Anyway we have a lovely walk to Abereiddy, a small village where the coasteerers set off from.  There doesn’t appear to be much there other than a well equipped food van on the car park. We will come back to that.  We continue on to the next village Porthgain where we know there is a pub. After a couple of sharp showers the sun is out and we take off waterproofs and bare our arms on what turns out to be a beautiful day.  This time of year is great for walking because there is so much wildflower around the edges of the path.  I’m sure that we are doing so much more to preserve our countryside and flowers are returning that we haven’t seen in a number of years.  This is National Trust land and they do a great job at preserving land so that we can enjoy it.


We arrive in time for lunch at Porthgain, a small village but obviously well visited by tourists with gift shops and a gallery, a restaurant and a pub, The Sloop Inn. There is a lovely little harbour and the tide is out. A man and his dog are digging for something in the muddy sand.  There is a strange building clinging to the cliffs that is almost fortress like and on researching it, it is a relic of slate quarrying days.  The slate used to come via a tramway, to be worked on here before being shipped out.  For a time when the slate mines closed it became a brick factory and later for crushing road stone.  Along with the large brick hoppers it is now an important national monument.
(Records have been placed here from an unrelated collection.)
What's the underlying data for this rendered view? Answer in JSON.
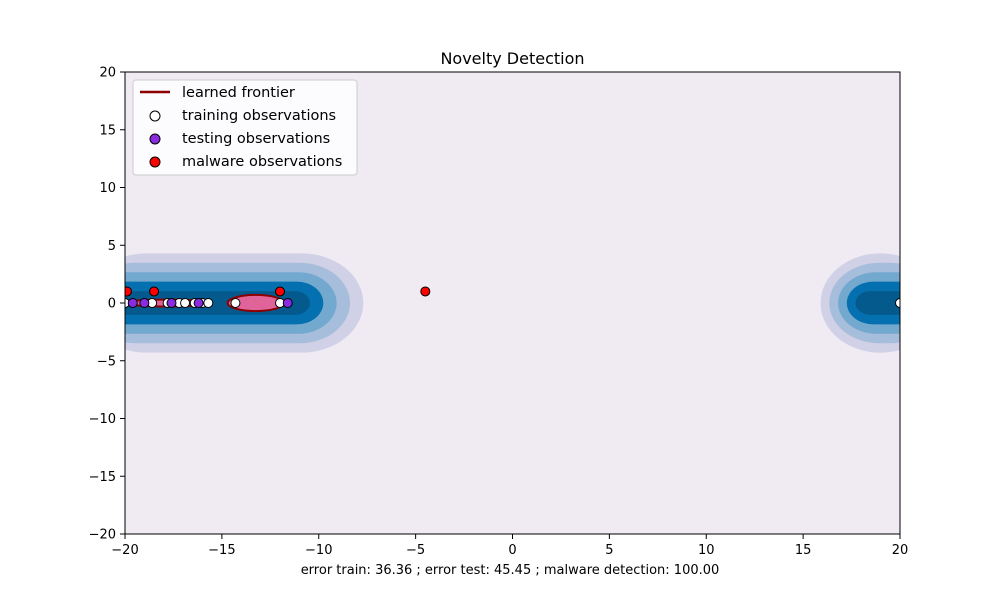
{
  "chart_data": {
    "type": "scatter",
    "title": "Novelty Detection",
    "xlabel": "error train: 36.36 ; error test: 45.45 ; malware detection: 100.00",
    "ylabel": "",
    "xlim": [
      -20,
      20
    ],
    "ylim": [
      -20,
      20
    ],
    "xticks": [
      "−20",
      "−15",
      "−10",
      "−5",
      "0",
      "5",
      "10",
      "15",
      "20"
    ],
    "yticks": [
      "20",
      "15",
      "10",
      "5",
      "0",
      "−5",
      "−10",
      "−15",
      "−20"
    ],
    "xtick_values": [
      -20,
      -15,
      -10,
      -5,
      0,
      5,
      10,
      15,
      20
    ],
    "ytick_values": [
      20,
      15,
      10,
      5,
      0,
      -5,
      -10,
      -15,
      -20
    ],
    "grid": false,
    "legend_placement": "upper-left",
    "legend": [
      {
        "label": "learned frontier",
        "kind": "line",
        "color": "#8b0000"
      },
      {
        "label": "training observations",
        "kind": "marker",
        "color": "#ffffff"
      },
      {
        "label": "testing observations",
        "kind": "marker",
        "color": "#8a2be2"
      },
      {
        "label": "malware observations",
        "kind": "marker",
        "color": "#ff0000"
      }
    ],
    "contour": {
      "description": "decision-function filled contours (PuBu)",
      "centers_y": 0,
      "regions": [
        {
          "x_from": -20,
          "x_to": -7.7,
          "half_height": 4.3
        },
        {
          "x_from": 15.9,
          "x_to": 20,
          "half_height": 4.3
        }
      ],
      "levels_colors": [
        "#d0d1e6",
        "#a6bddb",
        "#74a9cf",
        "#0570b0",
        "#045a8d"
      ]
    },
    "frontier": {
      "color": "#8b0000",
      "fill": "#e0649a",
      "shapes": [
        {
          "x_from": -20,
          "x_to": -15.6,
          "half_height": 0.3
        },
        {
          "x_from": -14.7,
          "x_to": -11.8,
          "half_height": 0.7
        }
      ]
    },
    "series": [
      {
        "name": "training observations",
        "color": "#ffffff",
        "points": [
          [
            -20,
            0
          ],
          [
            -18.6,
            0
          ],
          [
            -17.8,
            0
          ],
          [
            -17.2,
            0
          ],
          [
            -16.9,
            0
          ],
          [
            -16.4,
            0
          ],
          [
            -16.0,
            0
          ],
          [
            -15.7,
            0
          ],
          [
            -14.3,
            0
          ],
          [
            -12.0,
            0
          ],
          [
            20,
            0
          ]
        ]
      },
      {
        "name": "testing observations",
        "color": "#8a2be2",
        "points": [
          [
            -19.6,
            0
          ],
          [
            -19.0,
            0
          ],
          [
            -17.6,
            0
          ],
          [
            -16.2,
            0
          ],
          [
            -11.6,
            0
          ]
        ]
      },
      {
        "name": "malware observations",
        "color": "#ff0000",
        "points": [
          [
            -19.9,
            1
          ],
          [
            -18.5,
            1
          ],
          [
            -12.0,
            1
          ],
          [
            -4.5,
            1
          ]
        ]
      }
    ]
  }
}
Dubber’s choice of a national monument would be this:


We make short work of walking back.  Dubber is perturbed that I’m on my second wind as I’m racing ahead, but to be honest I need the loo! It’s the beer my dear.

We unhitched Rosie from the awning and headed out to St Davids.  It’s the closest town or is that city as it has a cathedral. It has an impressive cathedral and remains of the Bishops Palace.  There are quaint shops and a supermarket; we have a list of things we forgot to bring.  Need to have a list permanently in the food box to check before we come.


We people watch as we had lunch but this visitor caused a distraction because it was feeling a bit peckish!


We sampled the local beer too.

Back at the van we make dinner and sit out in the evening sun to wait for the sunset.  Unfortunately the clouds moved in so it wasn’t as spectacular as we thought, but we are happy just to admire the view before the Skipbo challenge starts.

Another day and a trip out in the van today.  We are heading to Tenby.  It’s one of those places everyone except me has been to.  Even Dubber tells me he came here as a child.  First impressions are very good.  It’s an upmarket holiday destination.  No kiss me quick hats, more fancy gift shops, wine and coffee bars.  Inside the town walls there is a lovely feel to the town. We wander the shops and have a spot of lunch whilst people watching before we have a shower of rain.  We walk to look over the beach and make a visit to the Lifeboat, and next door was the old lifeboat station that became a home on Grand Designs.  A bit public!


We sat and enjoyed the sunshine a while longer then headed back to our campsite for dinner, this time experiencing a fantastic sunset.  How beautiful this world is.


After another killing at Skipbo, Dubber really does get fed up with me winning, we bunker down for the night and the next day we pack up quite swiftly – another asset of the new awning, it deflates really easily.

We say goodbye to the sea and make our way back towards Cardiff. We are stopping off near Cowbridge with friends Bev and Dick and enjoy a beautiful lunch in their garden.  There’s nothing better than relaxing in someone’s beautiful garden and enjoying lunch with lovely people.

So the awning was a real success.  I have another good win at Skipbo under my belt and at last I’ve visited Pembrokeshire, which was on my bucket list of places to visit in Rosie.  Another week and we are taking her out again.  Can’t wait.